The melanocortin receptors are a class of centrally and peripherally expressed G protein-coupled receptors, of which the MC3R and MC4R subtypes are implicated in the regulation of appetite and energy homeostasis and can serve as potential therapeutic targets for disorders such as obesity and cachexia. An unbiased high-throughput mixture-based library screen was implemented to identify novel ligands with an emphasis on the identification of nanomolar-potent agonists of the mouse melanocortin-3 receptor. This screen yielded the discovery of an N-branched tricyclic guanidine scaffold (TPI2408) that contained three nanomolar potent mMC3R agonists and additional compounds that possessed antagonism for the mMC4R. The antagonist character of this scaffold library at the mMC4R was confirmed by a follow-up positional scanning antagonist screen. Additionally, molecular dynamics simulations herein provide mechanistic insight into the polypharmacological characteristics of melanocortin receptors.

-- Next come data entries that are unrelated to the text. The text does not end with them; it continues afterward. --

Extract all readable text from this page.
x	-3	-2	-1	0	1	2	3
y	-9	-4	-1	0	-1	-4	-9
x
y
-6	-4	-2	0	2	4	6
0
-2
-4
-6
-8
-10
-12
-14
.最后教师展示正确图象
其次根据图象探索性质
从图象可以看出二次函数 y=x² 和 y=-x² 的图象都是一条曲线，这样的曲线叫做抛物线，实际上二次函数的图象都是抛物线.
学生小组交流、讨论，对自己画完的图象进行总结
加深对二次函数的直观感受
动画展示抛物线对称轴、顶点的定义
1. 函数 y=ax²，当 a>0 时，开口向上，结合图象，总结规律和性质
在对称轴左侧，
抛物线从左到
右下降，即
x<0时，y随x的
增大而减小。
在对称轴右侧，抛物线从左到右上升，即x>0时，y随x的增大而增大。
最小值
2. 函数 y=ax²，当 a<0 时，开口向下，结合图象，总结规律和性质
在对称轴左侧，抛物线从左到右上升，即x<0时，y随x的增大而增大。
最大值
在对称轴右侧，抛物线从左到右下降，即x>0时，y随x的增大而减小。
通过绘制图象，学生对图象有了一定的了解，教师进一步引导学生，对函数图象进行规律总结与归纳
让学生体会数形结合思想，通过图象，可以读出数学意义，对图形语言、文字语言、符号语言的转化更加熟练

The disclosed materials have the potential to serve as important tools and SAR scaffolds in the study of melanocortin receptor function.

Abstract Image

n支三环胍作为新型黑素皮质素-3受体激动剂和黑素皮质素-4受体拮抗剂
黑素皮质素受体是一类中枢和外周表达的G蛋白偶联受体,其中MC3R和MC4R亚型参与食欲和能量稳态的调节,可以作为肥胖和恶病质等疾病的潜在治疗靶点。一个无偏倚的高通量基于混合物的文库筛选,以确定新的配体,重点是鉴定小鼠黑素皮质素-3受体的纳米分子强效激动剂。该筛选结果发现了一种n支三环胍支架(TPI2408),其中含有三种纳摩尔强效mMC3R激动剂和其他具有mMC4R拮抗作用的化合物。该支架库在mMC4R处的拮抗剂特性通过后续的位置扫描拮抗剂筛选得到证实。此外,本文的分子动力学模拟为黑素皮质素受体的多药理特性提供了机制上的见解。公开的材料具有作为研究黑素皮质素受体功能的重要工具和SAR支架的潜力。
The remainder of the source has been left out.